Proponowane trasy objazdowe były zwykle bardzo długie, często gorsze pod względem parametrów technicznych i niewystarczające pod względem przepustowości. Ponadto zarządca infrastruktury nie zrekompensował operatorom dodatkowych kosztów, co przełożyło się na 50% więcej godzin trakcyjnych i 50% więcej taboru, by osiągnąć tę samą wydajność co w poprzednich latach – wyjaśnia UIRR.

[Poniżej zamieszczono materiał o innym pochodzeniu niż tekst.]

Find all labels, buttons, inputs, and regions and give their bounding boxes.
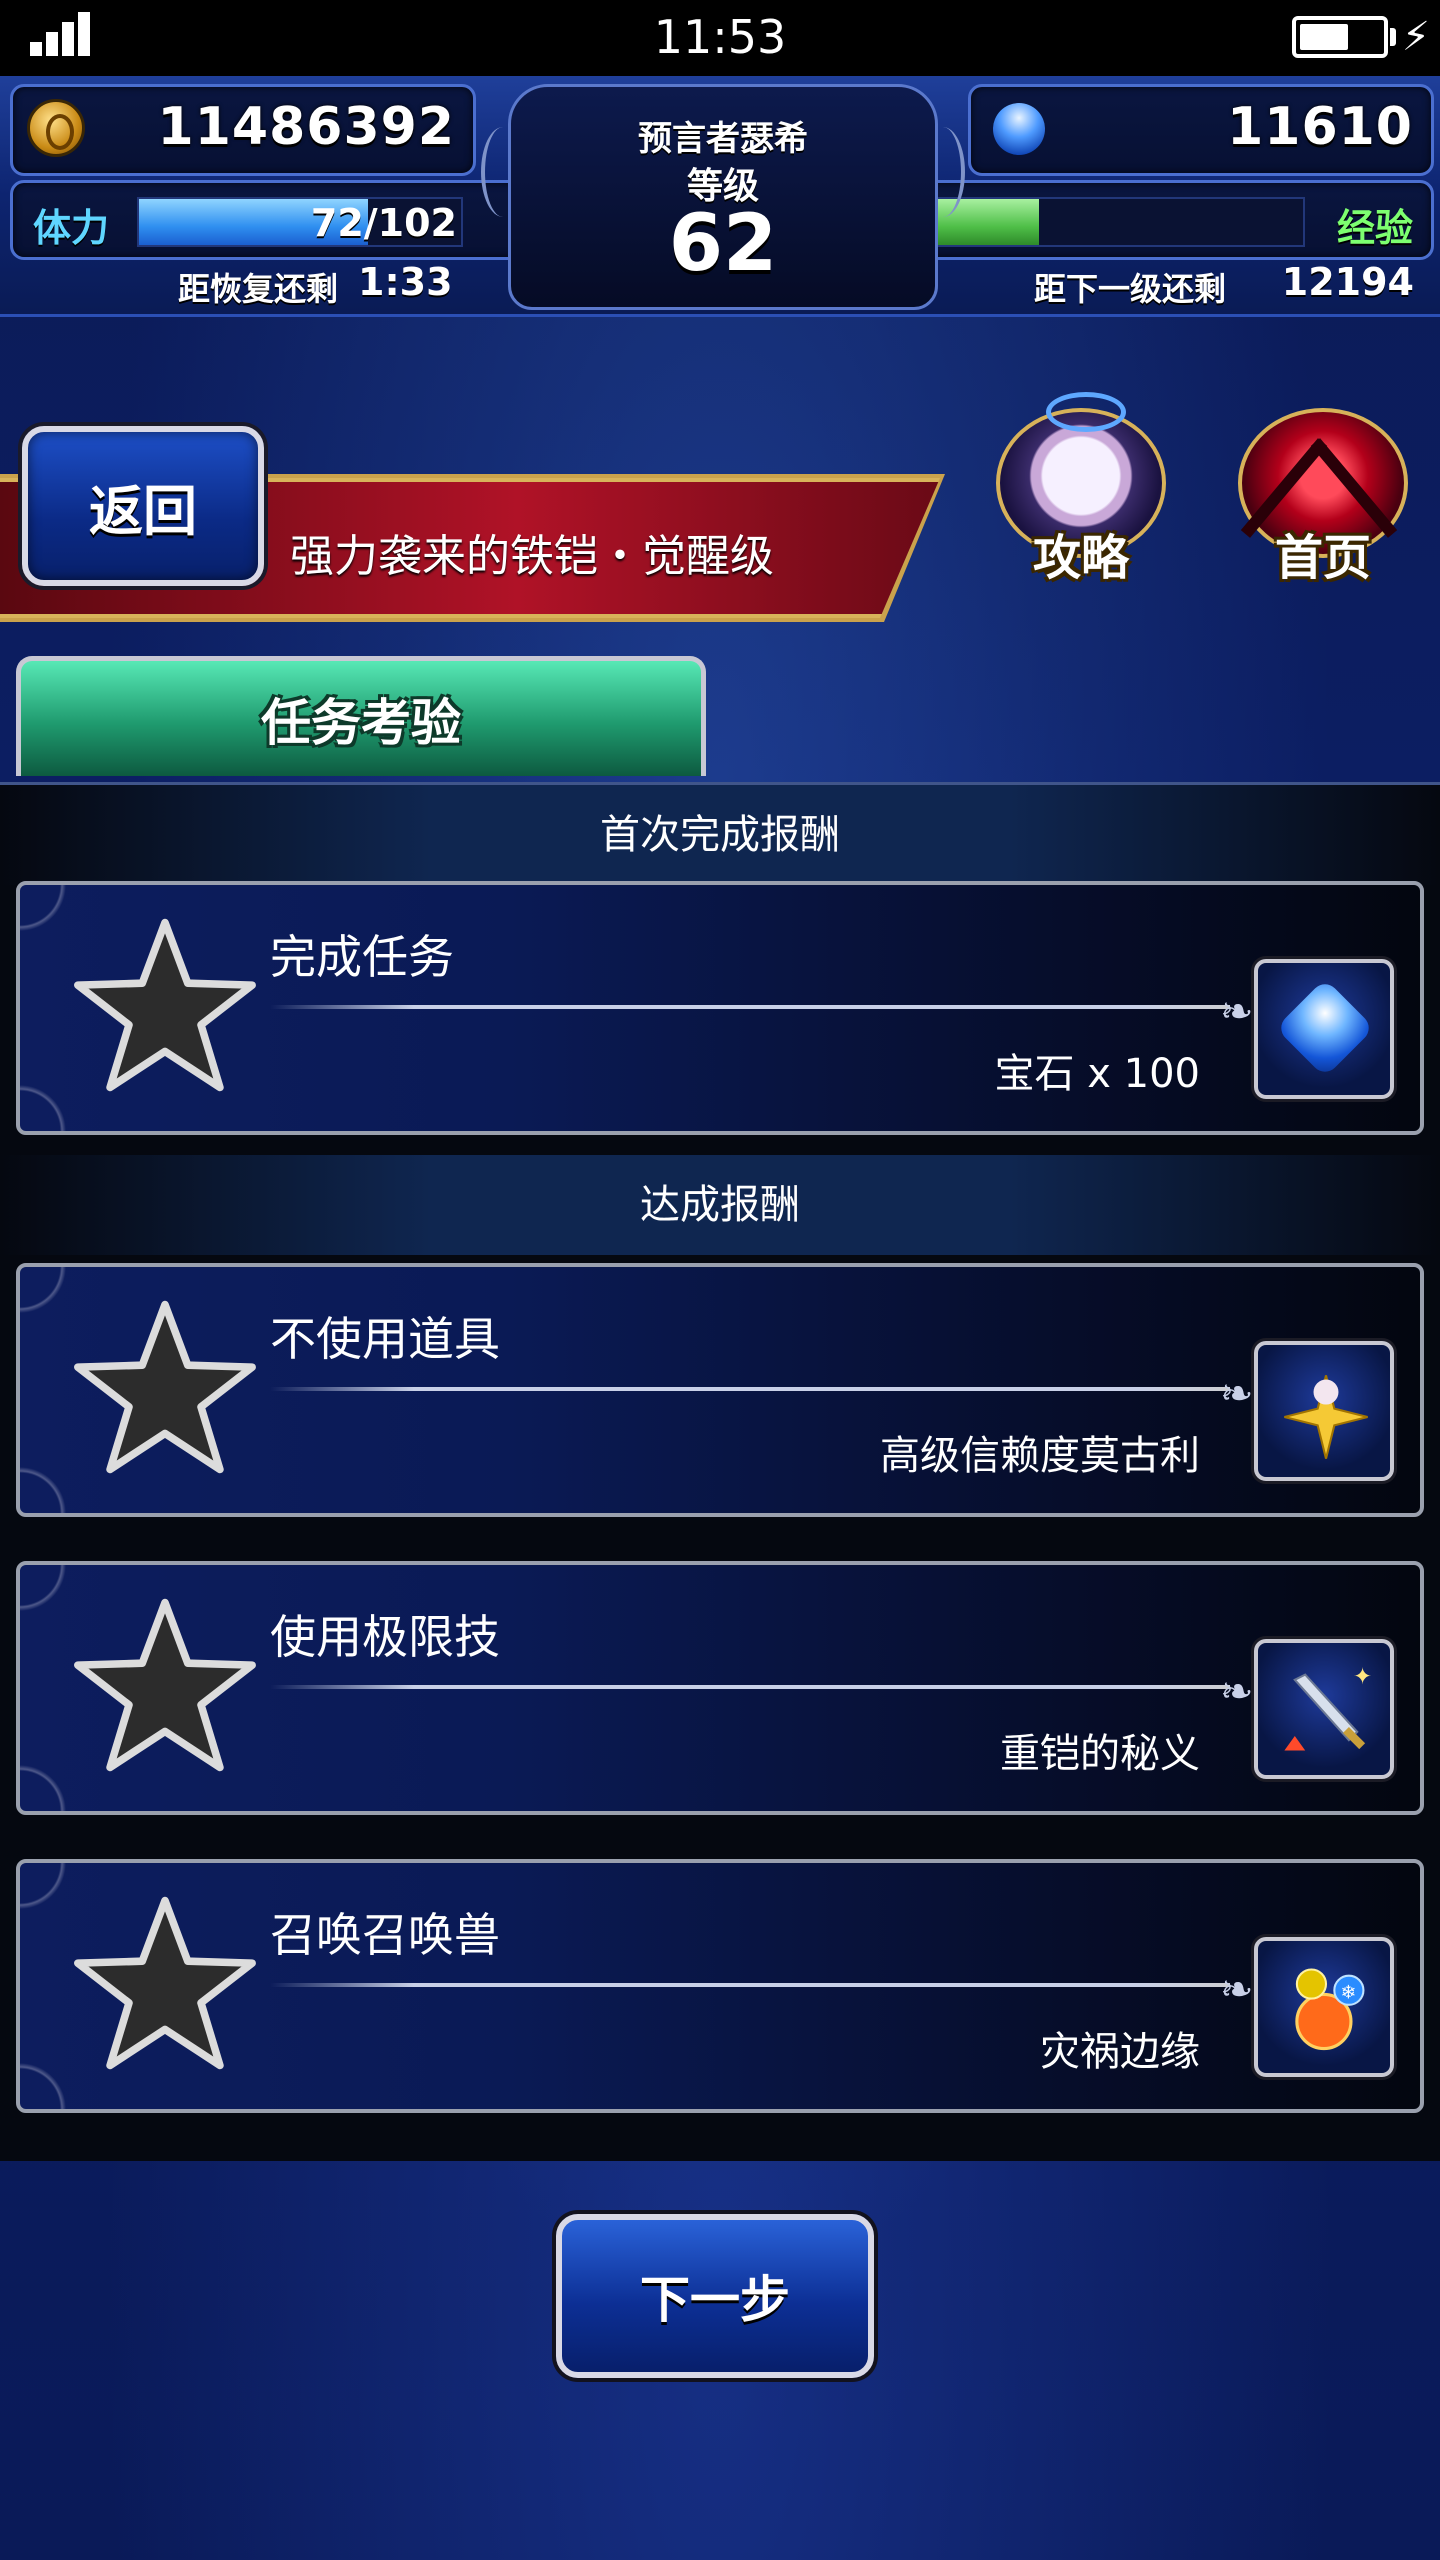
reward-name: 高级信赖度莫古利: [880, 1433, 1200, 1479]
stage-title: 强力袭来的铁铠・觉醒级: [290, 531, 774, 582]
level-plate: 预言者瑟希 等级 62: [481, 84, 965, 310]
guide-button[interactable]: 攻略: [976, 392, 1186, 588]
task-name: 不使用道具: [270, 1312, 500, 1366]
reward-name: 宝石 x 100: [994, 1051, 1200, 1097]
task-card-achievement-1: 不使用道具 ❧ 高级信赖度莫古利: [16, 1263, 1424, 1517]
next-level-exp: 12194: [1281, 260, 1414, 304]
svg-text:✦: ✦: [1353, 1664, 1372, 1690]
star-icon: [74, 1598, 256, 1772]
back-button[interactable]: 返回: [22, 426, 264, 586]
stamina-bar: 72/102: [137, 197, 463, 247]
next-level-label: 距下一级还剩: [1034, 270, 1227, 308]
achievement-section-title: 达成报酬: [0, 1155, 1440, 1255]
task-name: 完成任务: [270, 930, 454, 984]
star-icon: [74, 918, 256, 1092]
home-button[interactable]: 首页: [1218, 398, 1428, 588]
reward-element-orb-icon[interactable]: ❄: [1254, 1937, 1394, 2077]
stamina-value: 72/102: [310, 201, 457, 245]
player-name: 预言者瑟希: [638, 119, 808, 159]
task-card-achievement-3: 召唤召唤兽 ❧ 灾祸边缘 ❄: [16, 1859, 1424, 2113]
charging-icon: ⚡: [1401, 14, 1430, 60]
stamina-label: 体力: [33, 206, 110, 250]
gil-panel: 11486392: [10, 84, 476, 176]
gem-amount: 11610: [1227, 97, 1413, 157]
exp-label: 经验: [1336, 206, 1413, 250]
clock: 11:53: [653, 10, 787, 64]
gem-icon: [982, 92, 1056, 166]
gil-coin-icon: [27, 99, 85, 157]
reward-gem-icon[interactable]: [1254, 959, 1394, 1099]
reward-name: 重铠的秘义: [1000, 1731, 1200, 1777]
star-icon: [74, 1896, 256, 2070]
guide-label: 攻略: [1032, 530, 1129, 586]
task-name: 召唤召唤兽: [270, 1908, 500, 1962]
gem-panel: 11610: [968, 84, 1434, 176]
tab-mission-challenge[interactable]: 任务考验: [16, 656, 706, 776]
task-card-first-clear: 完成任务 ❧ 宝石 x 100: [16, 881, 1424, 1135]
next-button[interactable]: 下一步: [556, 2214, 874, 2378]
recover-label: 距恢复还剩: [178, 270, 339, 308]
star-icon: [74, 1300, 256, 1474]
reward-sword-icon[interactable]: ✦: [1254, 1639, 1394, 1779]
svg-text:❄: ❄: [1341, 1983, 1357, 2004]
status-bar: 11:53 ⚡: [0, 0, 1440, 76]
reward-name: 灾祸边缘: [1040, 2029, 1200, 2075]
reward-moogle-star-icon[interactable]: [1254, 1341, 1394, 1481]
player-level: 62: [668, 199, 778, 289]
task-card-achievement-2: 使用极限技 ❧ 重铠的秘义 ✦: [16, 1561, 1424, 1815]
first-clear-section-title: 首次完成报酬: [0, 785, 1440, 885]
mission-panel: 首次完成报酬 完成任务 ❧ 宝石 x 100 达成报酬 不使用道具 ❧ 高级信赖…: [0, 782, 1440, 2161]
battery-icon: [1292, 16, 1388, 58]
task-name: 使用极限技: [270, 1610, 500, 1664]
recover-time: 1:33: [358, 260, 453, 304]
home-label: 首页: [1274, 530, 1371, 586]
gil-amount: 11486392: [157, 97, 455, 157]
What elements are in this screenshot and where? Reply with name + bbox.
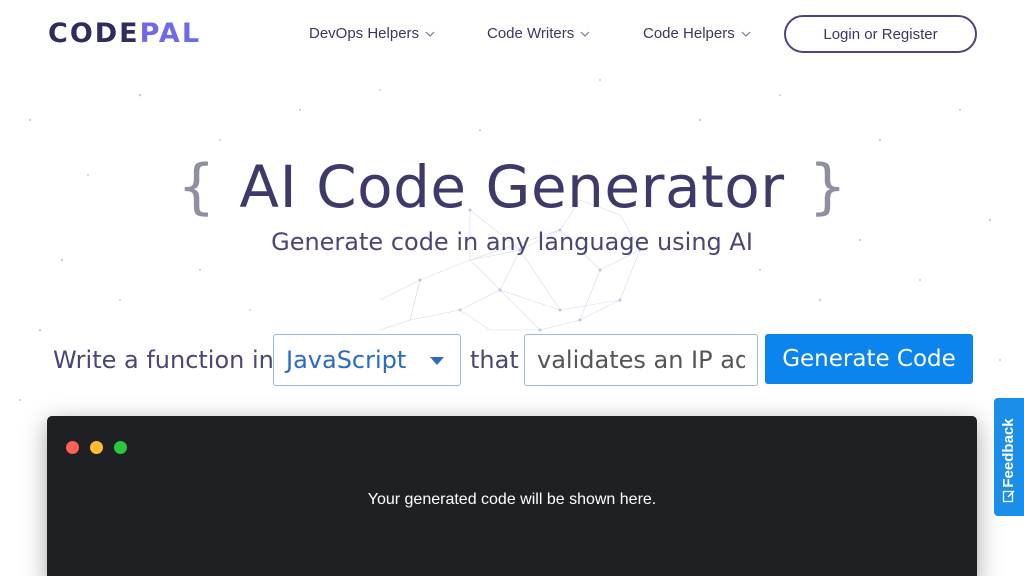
page-title: AI Code Generator [239,153,785,221]
feedback-label: Feedback [1000,418,1017,488]
open-brace: { [177,152,216,222]
nav-devops-helpers-label: DevOps Helpers [309,25,420,42]
chevron-down-icon [741,31,751,37]
login-register-button[interactable]: Login or Register [784,15,977,53]
window-minimize-dot [90,441,103,454]
chevron-down-icon [580,31,590,37]
nav-code-writers-label: Code Writers [487,25,575,42]
prompt-connector: that [470,346,519,374]
prompt-prefix: Write a function in [53,346,274,374]
prompt-row: Write a function in JavaScript that Gene… [0,334,1024,386]
nav-code-helpers[interactable]: Code Helpers [643,25,751,42]
logo-accent: PAL [139,18,202,49]
edit-icon [1002,490,1015,503]
window-close-dot [66,441,79,454]
language-select[interactable]: JavaScript [273,334,461,386]
caret-down-icon [430,357,444,365]
logo-primary: CODE [48,18,140,49]
task-input[interactable] [524,334,758,386]
codepal-logo[interactable]: CODEPAL [48,18,201,49]
output-panel: Your generated code will be shown here. [47,416,977,576]
window-maximize-dot [114,441,127,454]
generate-code-button[interactable]: Generate Code [765,334,973,384]
nav-devops-helpers[interactable]: DevOps Helpers [309,25,435,42]
nav-code-helpers-label: Code Helpers [643,25,735,42]
page-subtitle: Generate code in any language using AI [271,228,753,256]
close-brace: } [808,152,847,222]
nav-code-writers[interactable]: Code Writers [487,25,590,42]
language-select-value: JavaScript [286,346,407,374]
output-placeholder-message: Your generated code will be shown here. [367,491,657,508]
chevron-down-icon [425,31,435,37]
hero-title: { AI Code Generator } [0,145,1024,229]
feedback-tab[interactable]: Feedback [994,398,1024,516]
site-header: CODEPAL DevOps Helpers Code Writers Code… [0,0,1024,70]
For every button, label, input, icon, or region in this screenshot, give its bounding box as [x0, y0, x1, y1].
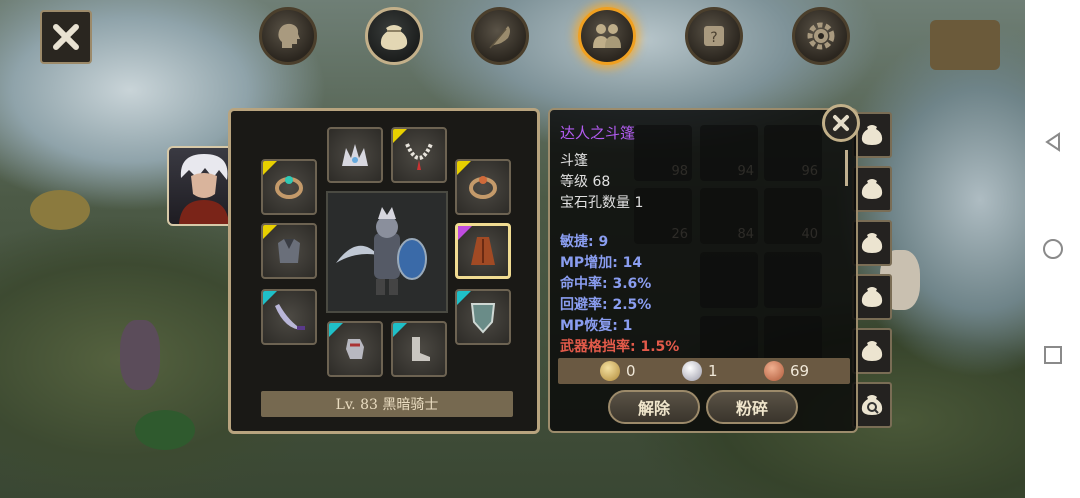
tab-character[interactable] — [259, 7, 317, 65]
helmet-slot[interactable] — [327, 127, 383, 183]
game-scene: ? Lv. 83 黑暗骑士 达人之斗篷 斗篷 等级 68 宝石孔数量 1 敏捷:… — [0, 0, 1025, 498]
rarity-marker — [393, 129, 407, 143]
tooltip-close-button[interactable] — [822, 104, 860, 142]
people-icon — [593, 24, 621, 48]
bag-icon — [861, 179, 883, 199]
search-bag-icon — [861, 395, 883, 415]
necklace-slot[interactable] — [391, 127, 447, 183]
item-type: 斗篷 — [560, 153, 588, 169]
shield-icon — [470, 303, 496, 334]
crown-helmet-icon — [342, 144, 368, 166]
svg-text:?: ? — [710, 30, 717, 46]
armor-icon — [278, 239, 300, 263]
tab-inventory[interactable] — [365, 7, 423, 65]
item-level: 等级 68 — [560, 174, 611, 190]
bag-search-tab[interactable] — [852, 382, 892, 428]
scroll-icon: ? — [704, 26, 724, 46]
stat-mp-recovery: MP恢复: 1 — [560, 318, 633, 334]
armor-slot[interactable] — [261, 223, 317, 279]
recents-icon[interactable] — [1042, 344, 1064, 366]
close-icon — [53, 24, 79, 50]
weapon-slot[interactable] — [261, 289, 317, 345]
ring-icon — [275, 176, 303, 199]
crate-decoration — [930, 20, 1000, 70]
home-icon[interactable] — [1042, 238, 1064, 260]
item-tooltip: 达人之斗篷 斗篷 等级 68 宝石孔数量 1 敏捷: 9 MP增加: 14 命中… — [548, 108, 858, 433]
socket-count: 宝石孔数量 1 — [560, 195, 644, 211]
bag-icon — [380, 25, 408, 50]
system-nav-bar — [1025, 0, 1080, 498]
sell-price-bar: 0 1 69 — [558, 358, 850, 384]
bag-tab-2[interactable] — [852, 166, 892, 212]
copper-value: 69 — [790, 362, 810, 380]
stat-weapon-block: 武器格挡率: 1.5% — [560, 339, 680, 355]
tab-quests[interactable]: ? — [685, 7, 743, 65]
close-icon — [833, 115, 849, 131]
bag-icon — [861, 287, 883, 307]
head-silhouette-icon — [278, 23, 300, 48]
tab-settings[interactable] — [792, 7, 850, 65]
shield-slot[interactable] — [455, 289, 511, 345]
rarity-marker — [263, 291, 277, 305]
bag-icon — [861, 125, 883, 145]
rarity-marker — [329, 323, 343, 337]
stat-mp-increase: MP增加: 14 — [560, 255, 643, 271]
equipment-panel: Lv. 83 黑暗骑士 — [228, 108, 540, 434]
crush-button[interactable]: 粉碎 — [706, 390, 798, 424]
back-icon[interactable] — [1042, 131, 1064, 153]
tab-party[interactable] — [578, 7, 636, 65]
close-button[interactable] — [40, 10, 92, 64]
dark-knight-sprite — [336, 207, 427, 295]
ring-left-slot[interactable] — [261, 159, 317, 215]
unequip-button[interactable]: 解除 — [608, 390, 700, 424]
copper-coin-icon — [764, 361, 784, 381]
bag-tab-3[interactable] — [852, 220, 892, 266]
rarity-marker — [263, 225, 277, 239]
tab-skills[interactable] — [471, 7, 529, 65]
ring-right-slot[interactable] — [455, 159, 511, 215]
scimitar-icon — [275, 304, 305, 330]
gear-icon — [807, 22, 835, 50]
gold-value: 0 — [626, 362, 636, 380]
rarity-marker — [263, 161, 277, 175]
gauntlet-icon — [346, 339, 364, 359]
bag-tab-5[interactable] — [852, 328, 892, 374]
stat-agility: 敏捷: 9 — [560, 234, 609, 250]
feather-icon — [489, 26, 510, 49]
pot-decoration — [30, 190, 90, 230]
necklace-icon — [405, 143, 433, 170]
silver-coin-icon — [682, 361, 702, 381]
stat-evasion: 回避率: 2.5% — [560, 297, 652, 313]
gold-coin-icon — [600, 361, 620, 381]
boots-slot[interactable] — [391, 321, 447, 377]
stat-hit-rate: 命中率: 3.6% — [560, 276, 652, 292]
rarity-marker — [393, 323, 407, 337]
npc-figure — [120, 320, 160, 390]
bag-icon — [861, 341, 883, 361]
boots-icon — [412, 337, 430, 361]
rarity-marker — [458, 226, 472, 240]
bush-decoration — [135, 410, 195, 450]
bag-icon — [861, 233, 883, 253]
rarity-marker — [457, 161, 471, 175]
character-level-label: Lv. 83 黑暗骑士 — [261, 391, 513, 417]
character-preview — [326, 191, 448, 313]
item-name: 达人之斗篷 — [560, 124, 636, 142]
cape-slot[interactable] — [455, 223, 511, 279]
tooltip-scrollbar[interactable] — [845, 150, 848, 186]
ring-icon — [469, 176, 497, 199]
bag-tab-4[interactable] — [852, 274, 892, 320]
rarity-marker — [457, 291, 471, 305]
silver-value: 1 — [708, 362, 718, 380]
gloves-slot[interactable] — [327, 321, 383, 377]
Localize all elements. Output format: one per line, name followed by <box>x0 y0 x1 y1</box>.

Koszty i rentowność pod presją, ale jest nadzieja
Pomimo wyzwań, sektor nie traci wiary w dalszy rozwój. Chociaż wzrost kosztów operacyjnych obciążył zarówno terminale, jak i operatorów, to widoczny jest trend stabilizacji. Sytuacja zaczyna się poprawiać, a ostatnie kwartały przynoszą umiarkowany, ale regularny wzrost. Pierwszy kwartał tego roku już teraz przyniósł 1,76% wzrostu w porównaniu do tego samego okresu rok wcześniej, co daje nadzieję na powrót do stabilnych i przewidywalnych warunków.
Francja i Polska to dwa kraje, które wyraźnie wybijają się na tle reszty kontynentu. W obu przypadkach sukces to wynik konsekwentnej polityki transportowej, inwestycji publicznych i skutecznej współpracy z sektorem prywatnym. W Polsce, oprócz inwestycji w infrastrukturę, duży wpływ miało wsparcie z funduszy europejskich oraz rozwój cyfryzacji procesów logistycznych. Automatyzacja obsługi kontenerów, planowanie tras i dynamiczne zarządzanie ruchem kolejowym dały operatorom ogromną przewagę konkurencyjną.
Perspektywy na przyszłość są umiarkowanie optymistyczne. Choć sektor nie uniknie kolejnych wyzwań, jak rosnące ceny energii, presja ekologiczna czy niepewność geopolityczna, to rosnące zainteresowanie intermodalnością daje solidny fundament pod dalszy rozwój.
Transformacja energetyczna, która premiuje niskoemisyjne formy transportu, działa wyraźnie na korzyść przewozów kombinowanych. jeżeli tylko infrastruktura nadąży za potrzebami, transport intermodalny może stać się głównym filarem europejskiej logistyki w kolejnych dekadach. Wszystko wskazuje na to, iż transport intermodalny nie jest już tylko niszową alternatywą. Staje się on nowym standardem – odpowiedzią na przeciążone drogi, zmieniające się potrzeby gospodarki i rosnące wymagania środowiskowe.